Manila – Präsident Ferdinand “Bongbong” Marcos Jr. will nicht, dass lokale Beamte ihre Aufgaben mit einer “lässigen” Herangehensweise wahrnehmen, insbesondere während Naturkatastrophen, teilte der Regierungspalast Malacañang am Dienstag mit. – klajoo.com – “Zuallererst wünscht sich der Präsident keine ‘entspannte’ Führung. Die Arbeit muss für die Bürger erledigt werden, denn sie sind auf die Regierung angewiesen, insbesondere in Situationen wie dieser. Wir können nicht ständig ‘entspannt sein’, die Arbeit muss Vorrang haben, nicht der Urlaub”, sagte die Pressesprecherin des Regierungspalastes, Claire Castro, in einer Pressekonferenz.
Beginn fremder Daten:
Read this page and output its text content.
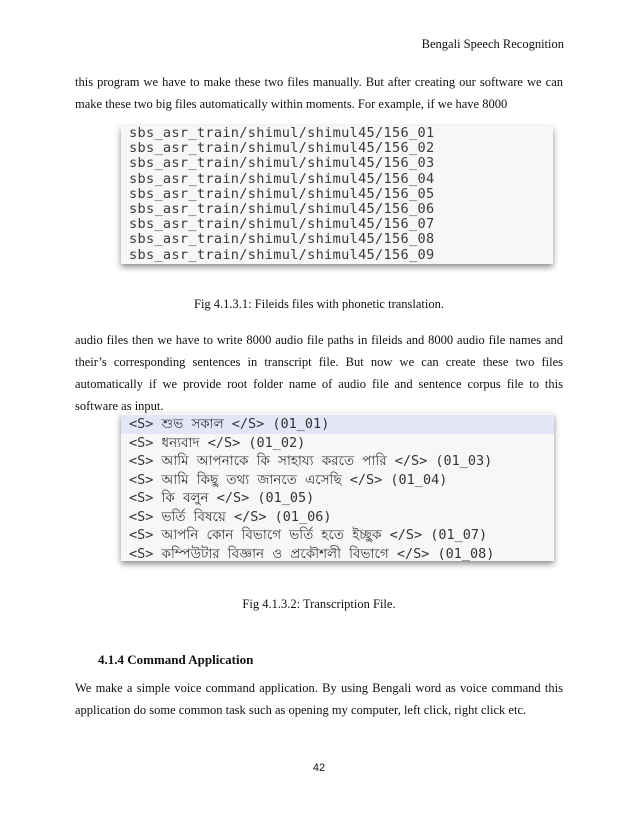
Bengali Speech Recognition
this program we have to make these two files manually. But after creating our software we can make these two big files automatically within moments. For example, if we have 8000
sbs_asr_train/shimul/shimul45/156_01
sbs_asr_train/shimul/shimul45/156_02
sbs_asr_train/shimul/shimul45/156_03
sbs_asr_train/shimul/shimul45/156_04
sbs_asr_train/shimul/shimul45/156_05
sbs_asr_train/shimul/shimul45/156_06
sbs_asr_train/shimul/shimul45/156_07
sbs_asr_train/shimul/shimul45/156_08
sbs_asr_train/shimul/shimul45/156_09
Fig 4.1.3.1: Fileids files with phonetic translation.
audio files then we have to write 8000 audio file paths in fileids and 8000 audio file names and their’s corresponding sentences in transcript file. But now we can create these two files automatically if we provide root folder name of audio file and sentence corpus file to this software as input.
<S> শুভ সকাল </S> (01_01)
<S> ধন্যবাদ </S> (01_02)
<S> আমি আপনাকে কি সাহায্য করতে পারি </S> (01_03)
<S> আমি কিছু তথ্য জানতে এসেছি </S> (01_04)
<S> কি বলুন </S> (01_05)
<S> ভর্তি বিষয়ে </S> (01_06)
<S> আপনি কোন বিভাগে ভর্তি হতে ইচ্ছুক </S> (01_07)
<S> কম্পিউটার বিজ্ঞান ও প্রকৌশলী বিভাগে </S> (01_08)
Fig 4.1.3.2: Transcription File.
4.1.4 Command Application
We make a simple voice command application. By using Bengali word as voice command this application do some common task such as opening my computer, left click, right click etc.
42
Castro äußerte sich im Lichte der Untersuchung des Department of the Interior and Local Government (DILG) gegen lokale Verwaltungschefs, die das Land trotz einer Anweisung verlassen hatten, die sie vor der unmittelbar bevorstehenden Gefahr des Taifuns Uwan, der zuvor als Supertaifun eingestuft war, warnte.
Sie bezog sich dabei auch auf Äußerungen des Gouverneurs von Isabela, Rodolfo Albano, auf die Frage nach dem Supertaifun, der Isabela treffen sollte.
Albano sagte: “Die PAGASA (Philippine Atmospheric, Geophysical and Astronomical Services Administration) übertreibe manchmal mit den Wettervorhersagen und verursache dadurch unnötige Panik.”
“Die PAGASA ist immer so. Manchmal schürt das Angst und Nervosität. Ich bleibe einfach ruhig. Wir können nichts daran ändern. Nur Gott kann den Taifun aufhalten”, sagte er.
Castro widersprach dieser Vorgehensweise jedoch und betonte, dass die lokalen Behörden verantwortungsbewusst handeln und bei drohenden Katastrophen keine leichte oder nachlässige Herangehensweise wählen dürften.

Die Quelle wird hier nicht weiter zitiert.